P-glycoprotein inhibition using valspodar (PSC-833) does not improve outcomes for patients younger than age 60 years with newly diagnosed acute myeloid leukemia: Cancer and Leukemia Group B study 19808

Jonathan E Kolitz, Stephen L George, Guido Marcucci, Ravi Vij, Bayard L Powell, Steven L Allen, Daniel J DeAngelo, Thomas C Shea, Wendy Stock, Maria R Baer, Vera Hars, Kati Maharry, Eva Hoke, James W Vardiman, Clara D Bloomfield, Richard A Larson, Cancer and Leukemia Group B, Jonathan E Kolitz, Stephen L George, Guido Marcucci, Ravi Vij, Bayard L Powell, Steven L Allen, Daniel J DeAngelo, Thomas C Shea, Wendy Stock, Maria R Baer, Vera Hars, Kati Maharry, Eva Hoke, James W Vardiman, Clara D Bloomfield, Richard A Larson, Cancer and Leukemia Group B

Abstract

Cancer and Leukemia Group B 19808 (CALGB 19808) is the only randomized trial of a second-generation P-glycoprotein (Pgp) modulator in untreated patients with acute myeloid leukemia (AML) younger than age 60 years. We randomly assigned 302 patients to receive induction chemotherapy regimens consisting of cytosine arabinoside (Ara-C; A), daunorubicin (D), and etoposide (E), without (ADE) or with (ADEP) PSC-833 (P). The incidence of complete remission was 75% with both regimens. Reversible grade 3 and 4 liver and mucosal toxicities were significantly more common with ADEP. Therapy-related mortality was 7% and did not differ by induction arm. Excess cardiotoxicity was not seen with high doses of D in ADE. The median disease-free survival was 1.34 years in the ADE arm and 1.09 years in the ADEP arm (P = .74, log-rank test); the median overall survival was 1.86 years in the ADE arm and 1.69 years in the ADEP arm (P = .82). There was no evidence of a treatment difference within any identifiable patient subgroup. Inhibition of Pgp-mediated drug efflux by PSC-833 did not improve clinical outcomes in younger patients with untreated AML. This trial was registered at www.clinicaltrials.gov as #NCT00006363.

Figures

Figure 1
Figure 1
CONSORT flow sheet. The first 302 patients enrolled were randomly assigned between ADE and ADEP. After the unavailability of PSC-833, all subsequent patients received induction chemotherapy with ADE. All 302 patients randomly assigned are included in the analysis, as required by the ITT principle. The flow sheet outlines the therapies received by patients in CR. BMT indicates bone marrow transplantation.
Figure 2
Figure 2
DFS of randomly assigned patients. The estimated probability of DFS for all 227 patients randomly assigned who achieved a CR is shown according to the assigned treatment regimen.
Figure 3
Figure 3
OS of patients randomly assigned patients.

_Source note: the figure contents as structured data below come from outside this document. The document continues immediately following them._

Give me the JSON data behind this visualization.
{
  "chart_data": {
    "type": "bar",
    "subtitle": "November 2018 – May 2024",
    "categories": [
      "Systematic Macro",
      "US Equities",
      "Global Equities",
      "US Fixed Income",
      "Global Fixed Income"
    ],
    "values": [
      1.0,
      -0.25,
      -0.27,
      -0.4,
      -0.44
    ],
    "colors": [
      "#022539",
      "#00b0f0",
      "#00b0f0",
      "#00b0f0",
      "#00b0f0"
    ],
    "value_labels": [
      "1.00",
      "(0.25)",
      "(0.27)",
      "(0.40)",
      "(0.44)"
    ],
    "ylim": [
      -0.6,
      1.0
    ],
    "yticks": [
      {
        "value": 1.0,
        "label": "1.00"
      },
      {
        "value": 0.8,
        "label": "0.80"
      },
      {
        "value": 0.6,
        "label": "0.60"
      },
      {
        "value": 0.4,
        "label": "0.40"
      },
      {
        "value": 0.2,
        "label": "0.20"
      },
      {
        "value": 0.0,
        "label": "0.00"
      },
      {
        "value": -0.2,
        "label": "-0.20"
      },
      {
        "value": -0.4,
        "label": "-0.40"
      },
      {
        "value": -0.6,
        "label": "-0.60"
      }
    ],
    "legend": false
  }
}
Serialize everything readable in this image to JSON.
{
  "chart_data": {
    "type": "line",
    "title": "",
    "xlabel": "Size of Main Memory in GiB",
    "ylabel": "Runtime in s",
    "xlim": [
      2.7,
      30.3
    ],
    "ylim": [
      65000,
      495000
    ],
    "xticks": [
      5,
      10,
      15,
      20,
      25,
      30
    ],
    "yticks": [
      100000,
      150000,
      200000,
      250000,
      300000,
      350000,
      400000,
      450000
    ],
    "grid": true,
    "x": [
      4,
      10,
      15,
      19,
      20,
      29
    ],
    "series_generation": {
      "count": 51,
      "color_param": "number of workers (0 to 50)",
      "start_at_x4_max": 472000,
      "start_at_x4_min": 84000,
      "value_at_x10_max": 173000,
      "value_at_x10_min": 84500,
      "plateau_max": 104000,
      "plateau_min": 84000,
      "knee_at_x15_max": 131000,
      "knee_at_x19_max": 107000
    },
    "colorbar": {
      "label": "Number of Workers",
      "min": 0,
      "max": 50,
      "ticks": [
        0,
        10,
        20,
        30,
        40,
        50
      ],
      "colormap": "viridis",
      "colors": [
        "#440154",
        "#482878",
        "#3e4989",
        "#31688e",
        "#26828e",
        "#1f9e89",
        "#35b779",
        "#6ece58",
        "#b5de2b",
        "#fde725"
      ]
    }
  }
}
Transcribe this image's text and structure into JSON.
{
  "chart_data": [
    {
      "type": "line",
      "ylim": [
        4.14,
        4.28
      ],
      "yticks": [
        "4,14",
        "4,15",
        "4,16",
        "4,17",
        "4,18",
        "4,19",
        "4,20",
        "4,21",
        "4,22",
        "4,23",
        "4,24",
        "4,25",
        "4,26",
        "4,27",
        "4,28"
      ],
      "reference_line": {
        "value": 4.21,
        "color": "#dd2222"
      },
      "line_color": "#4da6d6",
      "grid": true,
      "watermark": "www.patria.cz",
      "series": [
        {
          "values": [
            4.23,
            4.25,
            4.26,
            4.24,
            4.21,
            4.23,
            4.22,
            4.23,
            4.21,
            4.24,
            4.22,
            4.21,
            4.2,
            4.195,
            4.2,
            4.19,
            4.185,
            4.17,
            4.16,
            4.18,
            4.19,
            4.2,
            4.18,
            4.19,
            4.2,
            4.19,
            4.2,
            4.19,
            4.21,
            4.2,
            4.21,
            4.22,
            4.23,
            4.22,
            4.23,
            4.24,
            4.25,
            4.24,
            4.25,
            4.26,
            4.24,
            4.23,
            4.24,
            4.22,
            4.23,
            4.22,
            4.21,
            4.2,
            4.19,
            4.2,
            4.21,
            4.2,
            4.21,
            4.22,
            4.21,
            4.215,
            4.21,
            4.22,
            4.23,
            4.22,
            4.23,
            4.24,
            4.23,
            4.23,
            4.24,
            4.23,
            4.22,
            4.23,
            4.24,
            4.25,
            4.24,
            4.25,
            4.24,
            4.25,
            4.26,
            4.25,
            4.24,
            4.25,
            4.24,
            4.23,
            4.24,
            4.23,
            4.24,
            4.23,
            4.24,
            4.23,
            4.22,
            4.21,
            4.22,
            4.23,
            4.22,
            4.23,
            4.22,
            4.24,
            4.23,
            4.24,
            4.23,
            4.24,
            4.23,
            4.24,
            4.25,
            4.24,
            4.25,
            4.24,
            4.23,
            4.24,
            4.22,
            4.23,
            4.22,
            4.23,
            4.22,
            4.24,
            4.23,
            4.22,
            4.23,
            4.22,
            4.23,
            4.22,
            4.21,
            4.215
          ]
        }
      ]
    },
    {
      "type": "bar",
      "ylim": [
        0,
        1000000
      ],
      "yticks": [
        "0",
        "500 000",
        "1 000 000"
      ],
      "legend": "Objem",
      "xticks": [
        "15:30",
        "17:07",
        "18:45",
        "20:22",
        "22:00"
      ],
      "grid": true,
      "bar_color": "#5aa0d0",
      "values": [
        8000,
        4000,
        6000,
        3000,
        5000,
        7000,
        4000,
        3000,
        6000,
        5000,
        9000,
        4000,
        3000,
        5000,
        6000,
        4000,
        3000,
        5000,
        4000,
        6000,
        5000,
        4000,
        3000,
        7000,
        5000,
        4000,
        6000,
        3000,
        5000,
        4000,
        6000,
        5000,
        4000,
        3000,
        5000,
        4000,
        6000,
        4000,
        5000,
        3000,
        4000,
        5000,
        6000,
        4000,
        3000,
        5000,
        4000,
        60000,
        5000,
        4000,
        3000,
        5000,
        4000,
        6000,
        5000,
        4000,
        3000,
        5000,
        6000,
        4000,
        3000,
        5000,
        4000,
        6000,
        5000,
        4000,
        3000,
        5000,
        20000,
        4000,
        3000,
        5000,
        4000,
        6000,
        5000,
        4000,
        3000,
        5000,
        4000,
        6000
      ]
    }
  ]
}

The estimated probability of OS for all 302 patients randomly assigned is shown according to the assigned treatment regimen.
Figure 4
Figure 4
DFS by ELN risk category. The estimated probability of DFS for the 189 patients randomly assigned who achieved a CR and for whom the ELN risk category is known is shown according to risk category. ELN risk categories have been adapted as described in the text.
Figure 5
Figure 5
OS by ELN risk category. The estimated probability of OS for the 249 patients randomly assigned for whom the ELN risk category is known is shown according to risk category. ELN risk categories have been adapted as described in the text.
Figure 6
Figure 6
Forest plots of DFS and OS models in subgroups of patients. Estimated hazard ratios (ADEP vs ADE) and the 95% CIs from a fitted proportional hazards regression model are provided for each category. Estimated hazard ratios less than 1 favor ADEP, whereas those greater than 1 favor ADE.